Reputation: 186
I have a dataframe with a column named DateTime with datetime values populated every 5 seconds. But few rows are missing which can be identified by seeing time difference between previous and current row. I want to insert the missing rows and populate other column with previous row values.

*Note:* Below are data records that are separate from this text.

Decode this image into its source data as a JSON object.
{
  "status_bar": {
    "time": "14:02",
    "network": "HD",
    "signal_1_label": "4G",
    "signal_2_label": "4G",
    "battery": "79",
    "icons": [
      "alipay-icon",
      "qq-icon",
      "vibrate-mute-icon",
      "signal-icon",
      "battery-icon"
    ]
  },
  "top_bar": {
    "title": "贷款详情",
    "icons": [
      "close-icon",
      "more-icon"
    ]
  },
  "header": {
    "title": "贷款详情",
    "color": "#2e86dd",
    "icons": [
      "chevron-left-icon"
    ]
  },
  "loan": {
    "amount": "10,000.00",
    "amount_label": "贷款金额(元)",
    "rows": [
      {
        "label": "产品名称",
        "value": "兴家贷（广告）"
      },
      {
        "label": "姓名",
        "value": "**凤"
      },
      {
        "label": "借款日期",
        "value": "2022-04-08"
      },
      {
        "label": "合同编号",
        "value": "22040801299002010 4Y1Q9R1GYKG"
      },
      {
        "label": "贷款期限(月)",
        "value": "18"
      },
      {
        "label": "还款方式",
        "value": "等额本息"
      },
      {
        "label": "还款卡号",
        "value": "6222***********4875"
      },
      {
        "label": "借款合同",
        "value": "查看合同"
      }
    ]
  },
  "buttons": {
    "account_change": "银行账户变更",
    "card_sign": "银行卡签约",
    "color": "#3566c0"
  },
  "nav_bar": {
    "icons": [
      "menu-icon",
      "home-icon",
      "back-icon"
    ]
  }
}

My Sample dataframe is like below:
DateTime Price
2022-03-04 09:15:00 34526.00
2022-03-04 09:15:05 34487.00
2022-03-04 09:15:10 34470.00
2022-03-04 09:15:20 34466.00
2022-03-04 09:15:45 34448.00
Result dataframe as below:
DateTime Price
2022-03-04 09:15:00 34526.00
2022-03-04 09:15:05 34487.00
2022-03-04 09:15:10 34470.00
2022-03-04 09:15:15 34470.00 <----Insert Row and keep Price same as previous row
2022-03-04 09:15:20 34466.00
2022-03-04 09:15:25 34466.00 <----Insert Row and keep Price same as previous row
2022-03-04 09:15:30 34466.00 <----Insert Row and keep Price same as previous row
2022-03-04 09:15:35 34466.00 <----Insert Row and keep Price same as previous row
2022-03-04 09:15:40 34466.00 <----Insert Row and keep Price same as previous row
2022-03-04 09:15:45 34448.00
Upvotes: 1
Views: 672
Reputation: 28644
pandas asfreq method suffices for this :
(df
.set_index("DateTime")
.asfreq(freq="5S", method="ffill")
.reset_index()
)
DateTime Price
0 2022-03-04 09:15:00 34526.0
1 2022-03-04 09:15:05 34487.0
2 2022-03-04 09:15:10 34470.0
3 2022-03-04 09:15:15 34470.0
4 2022-03-04 09:15:20 34466.0
5 2022-03-04 09:15:25 34466.0
6 2022-03-04 09:15:30 34466.0
7 2022-03-04 09:15:35 34466.0
8 2022-03-04 09:15:40 34466.0
9 2022-03-04 09:15:45 34448.0
Upvotes: 2
Reputation: 8962
An alternative, using an outer join:
t = pd.date_range(df.DateTime.min(), df.DateTime.max(), freq="5s", name="DateTime")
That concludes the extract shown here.